Governor DeSantis’s state-funded plan joins Republican governors in several states who have bused thousands of migrants to Democratic-leading cities to protest “sanctuary” policies and what they have characterised as a crisis at the US-Mexico border created by the Biden administration.

Last week, following the flights to Martha’s Vineyard, US Senator Ted Cruz of Texas wrote “Rehoboth Beach, Delaware next” and tagged Texas Governor Greg Abbot and Mr DeSantis in his post on Twitter.

“The only thing I hear them getting upset about it is 50 who end up in Martha’s Vineyard,” Governor DeSantis said during an unrelated press conference on Tuesday. “Sanctuary jurisdictions should bear the brunt of the open borders.”

The governor claimed that the president “inherited a border that wasn’t like this,” but did not mention the anti-immigration agenda under Donald Trump that rejected entry for people seeking asylum while overseeing border law enforcement that operated with impunity, accelerating a crisis as millions collapse, violence and corruption in Mexico and Central and South America.

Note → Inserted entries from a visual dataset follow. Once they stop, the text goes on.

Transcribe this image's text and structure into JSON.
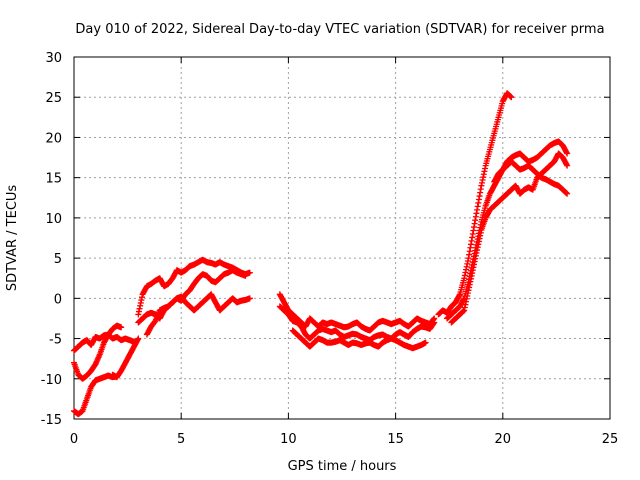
{
  "chart_data": {
    "type": "scatter",
    "title": "Day 010 of 2022, Sidereal Day-to-day VTEC variation (SDTVAR) for receiver prma",
    "xlabel": "GPS time / hours",
    "ylabel": "SDTVAR / TECUs",
    "xlim": [
      0,
      25
    ],
    "ylim": [
      -15,
      30
    ],
    "xticks": [
      0,
      5,
      10,
      15,
      20,
      25
    ],
    "yticks": [
      -15,
      -10,
      -5,
      0,
      5,
      10,
      15,
      20,
      25,
      30
    ],
    "grid": true,
    "legend": "none",
    "marker": "plus",
    "color": "#ff0000",
    "series": [
      {
        "x": [
          0.0,
          0.2,
          0.4,
          0.6,
          0.8,
          1.0,
          1.2,
          1.4,
          1.6,
          1.8,
          2.0,
          2.2,
          2.4,
          2.6,
          2.8
        ],
        "y": [
          -6.5,
          -6.0,
          -5.5,
          -5.2,
          -5.8,
          -4.8,
          -5.0,
          -4.6,
          -4.5,
          -5.0,
          -4.8,
          -5.2,
          -5.0,
          -5.2,
          -5.4
        ]
      },
      {
        "x": [
          0.0,
          0.2,
          0.4,
          0.6,
          0.8,
          1.0,
          1.2,
          1.4,
          1.6,
          1.8,
          2.0,
          2.2
        ],
        "y": [
          -8.0,
          -9.5,
          -10.0,
          -9.6,
          -9.0,
          -8.2,
          -7.0,
          -5.5,
          -4.5,
          -3.8,
          -3.4,
          -3.6
        ]
      },
      {
        "x": [
          0.0,
          0.2,
          0.4,
          0.6,
          0.8,
          1.0,
          1.2,
          1.4,
          1.6,
          1.8,
          2.0
        ],
        "y": [
          -14.0,
          -14.4,
          -14.0,
          -12.5,
          -11.0,
          -10.2,
          -10.0,
          -9.8,
          -9.6,
          -9.8,
          -9.7
        ]
      },
      {
        "x": [
          1.8,
          2.0,
          2.2,
          2.4,
          2.6,
          2.8,
          3.0
        ],
        "y": [
          -9.5,
          -9.8,
          -9.0,
          -8.0,
          -7.0,
          -6.0,
          -5.0
        ]
      },
      {
        "x": [
          3.0,
          3.2,
          3.4,
          3.6,
          3.8,
          4.0,
          4.2,
          4.4,
          4.6,
          4.8,
          5.0,
          5.2,
          5.4,
          5.6,
          5.8,
          6.0,
          6.2,
          6.4,
          6.6,
          6.8,
          7.0,
          7.2,
          7.4,
          7.6,
          7.8,
          8.0,
          8.2
        ],
        "y": [
          -2.0,
          0.5,
          1.5,
          1.8,
          2.2,
          2.5,
          1.5,
          1.8,
          2.5,
          3.5,
          3.2,
          3.5,
          4.0,
          4.2,
          4.5,
          4.8,
          4.5,
          4.4,
          4.2,
          4.5,
          4.2,
          4.0,
          3.8,
          3.5,
          3.2,
          3.0,
          3.2
        ]
      },
      {
        "x": [
          3.0,
          3.2,
          3.4,
          3.6,
          3.8,
          4.0,
          4.2,
          4.4,
          4.6,
          4.8,
          5.0,
          5.2,
          5.4,
          5.6,
          5.8,
          6.0,
          6.2,
          6.4,
          6.6,
          6.8,
          7.0,
          7.2,
          7.4,
          7.6,
          7.8,
          8.0
        ],
        "y": [
          -3.0,
          -2.5,
          -2.0,
          -1.8,
          -2.0,
          -2.5,
          -1.5,
          -1.0,
          -0.5,
          0.0,
          -0.3,
          0.5,
          1.0,
          1.8,
          2.5,
          3.0,
          2.8,
          2.2,
          2.0,
          2.5,
          3.0,
          3.2,
          3.5,
          3.2,
          3.0,
          2.8
        ]
      },
      {
        "x": [
          3.4,
          3.6,
          3.8,
          4.0,
          4.2,
          4.4,
          4.6,
          4.8,
          5.0,
          5.2,
          5.4,
          5.6,
          5.8,
          6.0,
          6.2,
          6.4,
          6.6,
          6.8,
          7.0,
          7.2,
          7.4,
          7.6,
          7.8,
          8.0,
          8.2
        ],
        "y": [
          -4.5,
          -3.5,
          -2.8,
          -1.5,
          -1.2,
          -1.0,
          -0.5,
          0.0,
          0.2,
          -0.5,
          -1.0,
          -1.5,
          -1.0,
          -0.5,
          0.0,
          0.5,
          -0.5,
          -1.5,
          -1.0,
          -0.5,
          0.0,
          -0.5,
          -0.3,
          -0.2,
          0.0
        ]
      },
      {
        "x": [
          9.6,
          9.8,
          10.0,
          10.2,
          10.4,
          10.6,
          10.8,
          11.0,
          11.2,
          11.4,
          11.6,
          11.8,
          12.0,
          12.2,
          12.4,
          12.6,
          12.8,
          13.0,
          13.2,
          13.4,
          13.6,
          13.8,
          14.0,
          14.2,
          14.4,
          14.6,
          14.8,
          15.0,
          15.2,
          15.4,
          15.6,
          15.8,
          16.0,
          16.2,
          16.4,
          16.6,
          16.8
        ],
        "y": [
          0.5,
          -0.5,
          -1.5,
          -2.0,
          -2.5,
          -3.0,
          -3.5,
          -2.5,
          -3.0,
          -3.5,
          -3.0,
          -3.2,
          -3.0,
          -3.2,
          -3.4,
          -3.6,
          -3.5,
          -3.2,
          -3.0,
          -3.5,
          -3.8,
          -4.0,
          -3.5,
          -3.0,
          -2.8,
          -3.0,
          -3.2,
          -3.0,
          -2.8,
          -3.2,
          -3.5,
          -3.0,
          -2.5,
          -2.8,
          -3.0,
          -3.2,
          -2.5
        ]
      },
      {
        "x": [
          9.6,
          9.8,
          10.0,
          10.2,
          10.4,
          10.6,
          10.8,
          11.0,
          11.2,
          11.4,
          11.6,
          11.8,
          12.0,
          12.2,
          12.4,
          12.6,
          12.8,
          13.0,
          13.2,
          13.4,
          13.6,
          13.8,
          14.0,
          14.2,
          14.4,
          14.6,
          14.8,
          15.0,
          15.2,
          15.4,
          15.6,
          15.8,
          16.0,
          16.2,
          16.4,
          16.6,
          16.8
        ],
        "y": [
          -1.0,
          -1.5,
          -2.0,
          -2.8,
          -3.0,
          -3.5,
          -4.5,
          -5.0,
          -4.5,
          -4.0,
          -3.8,
          -4.0,
          -4.2,
          -4.0,
          -4.5,
          -4.8,
          -4.6,
          -4.4,
          -4.5,
          -4.8,
          -5.0,
          -5.2,
          -4.8,
          -4.6,
          -4.5,
          -4.8,
          -5.0,
          -4.5,
          -4.2,
          -4.5,
          -4.8,
          -4.2,
          -3.8,
          -3.5,
          -3.6,
          -3.8,
          -3.0
        ]
      },
      {
        "x": [
          10.2,
          10.4,
          10.6,
          10.8,
          11.0,
          11.2,
          11.4,
          11.6,
          11.8,
          12.0,
          12.2,
          12.4,
          12.6,
          12.8,
          13.0,
          13.2,
          13.4,
          13.6,
          13.8,
          14.0,
          14.2,
          14.4,
          14.6,
          14.8,
          15.0,
          15.2,
          15.4,
          15.6,
          15.8,
          16.0,
          16.2,
          16.4
        ],
        "y": [
          -4.0,
          -4.5,
          -5.0,
          -5.5,
          -6.0,
          -5.5,
          -5.0,
          -5.2,
          -5.5,
          -5.5,
          -5.4,
          -5.2,
          -5.5,
          -5.8,
          -5.5,
          -5.6,
          -5.8,
          -5.6,
          -5.5,
          -5.8,
          -6.0,
          -5.5,
          -5.2,
          -5.0,
          -5.2,
          -5.5,
          -5.8,
          -6.0,
          -6.2,
          -6.0,
          -5.8,
          -5.5
        ]
      },
      {
        "x": [
          17.0,
          17.2,
          17.4,
          17.6,
          17.8,
          18.0,
          18.2,
          18.4,
          18.6,
          18.8,
          19.0,
          19.2,
          19.4,
          19.6,
          19.8,
          20.0,
          20.2,
          20.4
        ],
        "y": [
          -2.0,
          -1.5,
          -1.8,
          -1.0,
          -0.5,
          0.5,
          2.5,
          5.0,
          8.0,
          11.0,
          14.0,
          16.5,
          18.5,
          20.5,
          22.5,
          24.5,
          25.5,
          25.0
        ]
      },
      {
        "x": [
          17.4,
          17.6,
          17.8,
          18.0,
          18.2,
          18.4,
          18.6,
          18.8,
          19.0,
          19.2,
          19.4,
          19.6,
          19.8,
          20.0,
          20.2,
          20.4,
          20.6,
          20.8,
          21.0,
          21.2,
          21.4,
          21.6,
          21.8,
          22.0,
          22.2,
          22.4,
          22.6,
          22.8,
          23.0
        ],
        "y": [
          -2.5,
          -2.0,
          -1.5,
          -1.0,
          0.0,
          2.0,
          4.5,
          7.0,
          9.5,
          11.5,
          13.0,
          14.0,
          15.0,
          16.0,
          17.0,
          17.5,
          17.8,
          18.0,
          17.5,
          17.0,
          17.2,
          17.5,
          18.0,
          18.5,
          19.0,
          19.3,
          19.5,
          19.0,
          18.0
        ]
      },
      {
        "x": [
          17.6,
          17.8,
          18.0,
          18.2,
          18.4,
          18.6,
          18.8,
          19.0,
          19.2,
          19.4,
          19.6,
          19.8,
          20.0,
          20.2,
          20.4,
          20.6,
          20.8,
          21.0,
          21.2,
          21.4,
          21.6,
          21.8,
          22.0,
          22.2,
          22.4,
          22.6,
          22.8,
          23.0
        ],
        "y": [
          -3.0,
          -2.5,
          -2.0,
          -1.5,
          1.0,
          3.5,
          6.0,
          8.5,
          10.0,
          11.0,
          11.5,
          12.0,
          12.5,
          13.0,
          13.5,
          14.0,
          13.0,
          13.5,
          13.8,
          13.5,
          15.0,
          15.5,
          16.0,
          16.5,
          17.0,
          18.0,
          17.5,
          16.5
        ]
      },
      {
        "x": [
          19.6,
          19.8,
          20.0,
          20.2,
          20.4,
          20.6,
          20.8,
          21.0,
          21.2,
          21.4,
          21.6,
          21.8,
          22.0,
          22.2,
          22.4,
          22.6,
          22.8,
          23.0
        ],
        "y": [
          14.5,
          15.5,
          16.0,
          16.5,
          17.0,
          16.5,
          16.0,
          16.2,
          16.5,
          16.0,
          15.5,
          15.0,
          14.8,
          14.5,
          14.2,
          14.0,
          13.5,
          13.0
        ]
      }
    ]
  }
}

“He has created a crisis,” according to the governor.

Flight trackers show that a plane potentially carrying migrants was set to depart San Antonio this morning before continuing towards Delaware.

According to state records, the DeSantis administration has spent more than $1.5m on contracts with aviation firms for migrant flights, part of a $12m state-funded prorgramem to remove migrants from the state, which has faced intense political and legal scrutiny, with attorneys and advocates demanding federal probes and law enforcement actions.

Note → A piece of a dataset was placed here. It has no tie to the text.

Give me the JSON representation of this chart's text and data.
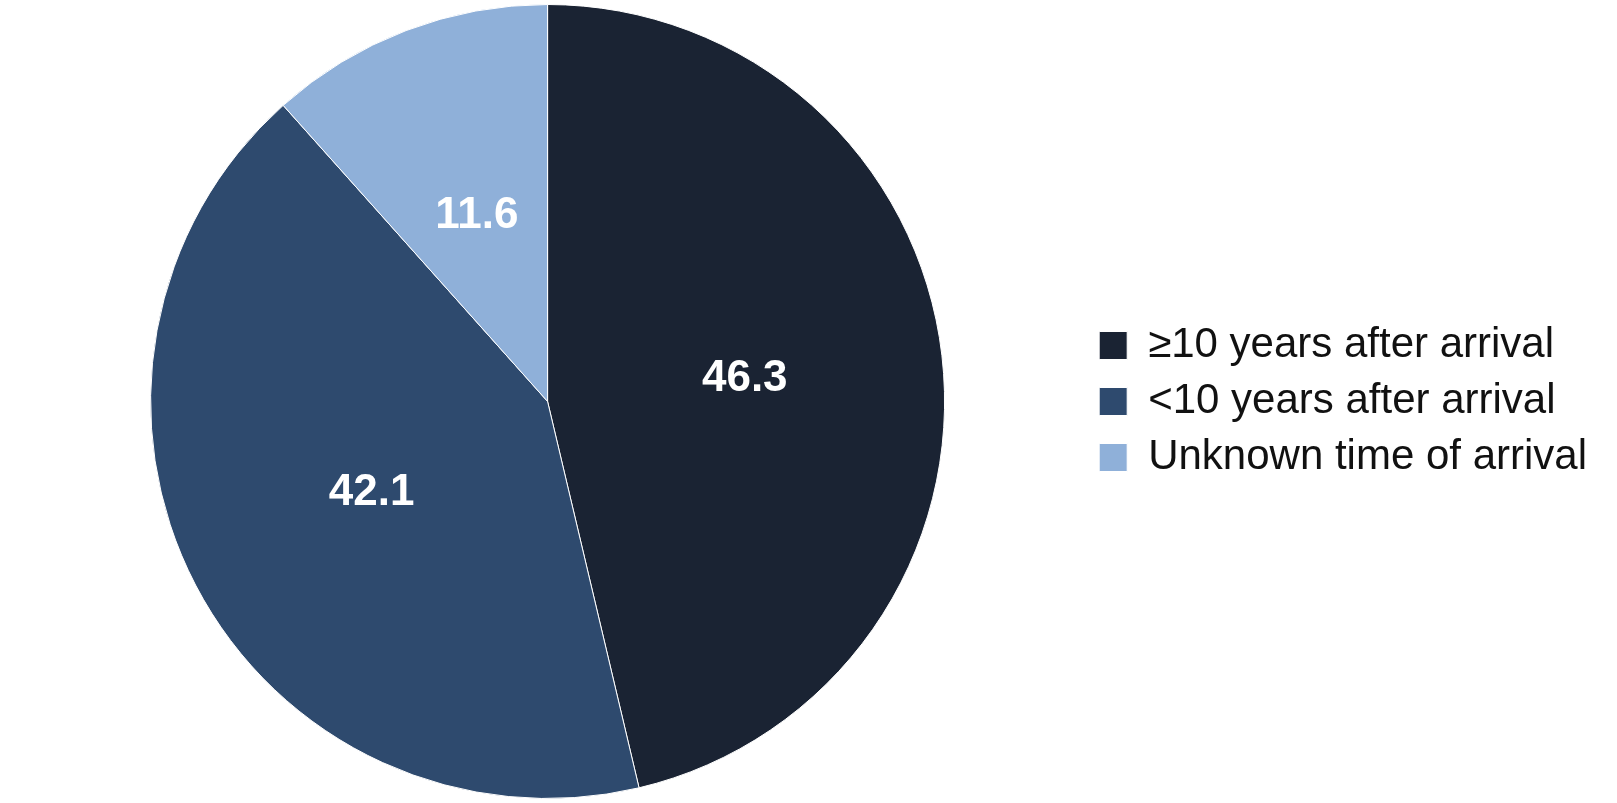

Million of people have fled Venezeula following that country’s economic and political collapse, medicine and food shortages and threats of violence.

The number of Venezuelans seeking entry into the US has steadily climbed in recent years. In July, US Customs and Border Protection officials reported encounters with Venezeulan migrants reached more than 17,00 – triple the number that was reported one month earlier.

“Failing” regimes in Venezuela as well as Cuba and Nicaragua “are driving a new wave of migration across the Western Hemisphere, including the recent increase in encounters at the southwest US border,” according to a statement from US Customs and Border Protection Commissioner Chris Magnus.

Mr Jean-Pierre said the administration has “put forth a solution on how to move foward [with immigration reform] but what Republicans want to do ... is [move] forward with political stunts.”

“When you think about what’s going on in Venezuela, when you think about what’s going on in Nicaragua, when you think about what’s going on in Cuba – they are fleeing political persecution only to be used as a political pawn by the Florida governor,” she said.